6 Ways to Prepare Your Teen for the First Day of High School
On any given year, the very first day of high school comes with plenty of excitement and uncertainty for teens and parents alike. But, as the COVID-19 pandemic continues, the beginning of this school year looks like no other. Many schools have canceled traditional summer activities like sports workouts and band camps that make it easier for rising ninth graders to build new friendships and get to know teachers and coaches before the first bell rings.
"It's incredibly challenging," says John Duffy, a clinical psychologist who works with teens, consults with educators and is the author of Parenting the New Teen in the Age of Anxiety. "There's a desire to go back and, coupled with that, there is also this anxiety of going back."
As we slide into a new academic year where face masks and laptops might be the most critical back-to-school needs, here are six ways to prepare your kid for the first day of high school.
Give your teen agency.
Teenagers should be part of the conversation as families decide how students will learn this year, says Ana Homayoun, founder of Green Ivy Educational Consulting, which works with parents, educators, and students. Make decisions based on your teen's learning styles, interests, social, and emotional wellness and safety.
"Creating a space where teens feel a sense of agency—that they have a choice, and they can be part of the solution—can help them feel empowered in a time that is otherwise overwhelming," says Homayoun, who also is author of Social Media Wellness: Helping Tweens and Teens Thrive in an Unbalanced Digital World.

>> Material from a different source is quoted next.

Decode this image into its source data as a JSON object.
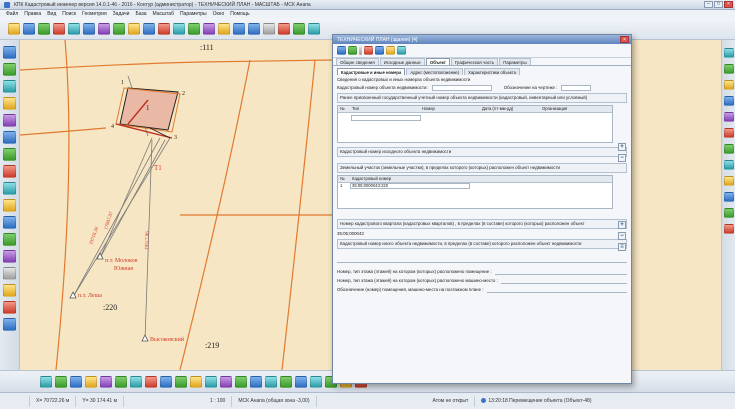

Including teens in the decision-making comes with some added benefits for parents too. "Parents don't have to take on the burden of trying to figure out solutions for their teens as well, and navigating this together helps with critical thinking, negotiation, flexibility and adaptability—all critical for long-term resiliency," says Homayoun.
Encourage kids to put themselves out there.
Socially, the first day of high school can be nerve-wracking on its own, even during normal times. Now, not only have teens missed out on months of interaction with peers since school shut down in the spring, they may be thrown into an entirely new group of students in high school. Encourage teens to go out on a limb and introduce themselves to classmates, says Duffy. Parents can help by asking their kids open-ended questions such as, "What would you say to a classmate or group of classmates who you want to get to know?" Remind them that they likely have plenty of material for small talk—and that everybody else is nervous too.
"Normally kids are like, 'What am I going to talk about?'" says Duffy. "You have months of data to talk about. You've got a pandemic to talk about. You've got the strangest year of your life."
Emphasize that we all are learning.
Let kids know they aren't alone — and that we're all figuring out the school year together, says Duffy. Encourage them to talk to a teacher or advisor if they have questions. And make sure they know they can always talk to you. Tell them that you expect the process will be constantly in flux all year, he says, but you'll be with them every step of the way.
Give them permission to be freaked out.
For students who are attending in-person classes, acknowledge just how weird the experience might be as everyone stays socially distanced and wears masks. Before the first day, encourage them to envision what it will be like, says Duffy.
For teenagers who are especially anxious about returning to the classroom, introduce them to apps like Headspace or Calm where they can learn breathing techniques and help them find other strategies that might relax them in the moment. "Some kids can listen to Chance the Rapper and find their relaxation through that," says Duffy.
Help them map out their virtual learning day.
If your child will be learning remotely, Duffy recommends parents and students sit down to figure out their daily schedule. Fit in time for school work, meals, exercise and other activities, including connecting with their friends on social media. "This isn't a one-size-fits-all situation," says Duffy. "Work with your child and talk about laying out their day."
Don't gloss over the missed milestones.
Many sports seasons, homecomings, proms, and school musicals won't happen this year—at least in the traditional way. Don't try to soften the blow, says Duffy. Instead, take the opportunity to teach your kids about resilience. Let them know that you're also disappointed and that you'll look for alternatives, but that it might be a year before they can do what they love.
"Kids are smart and discerning, and they know," says Duffy. "They know this is disappointing and could break really bad for them. To try to tell them it's anything else dilutes their trust in you."
Stop worrying about what everyone else is doing.
It's hard not to constantly compare your choices with what your friends are doing—or what your teenager's friends are doing. Don't, says Homayoun. It's not helpful for you or your teenager as they prepare for this big step.
"There are a host of factors at play around wellness and safety, and families should feel confident to do what is best for their children," she says. "We're in a moment of many unknowns, so taking time to step back and evaluate options in a framework that is student-centered and focused on student engagement, learning, and wellness provides an effective north star for decisions."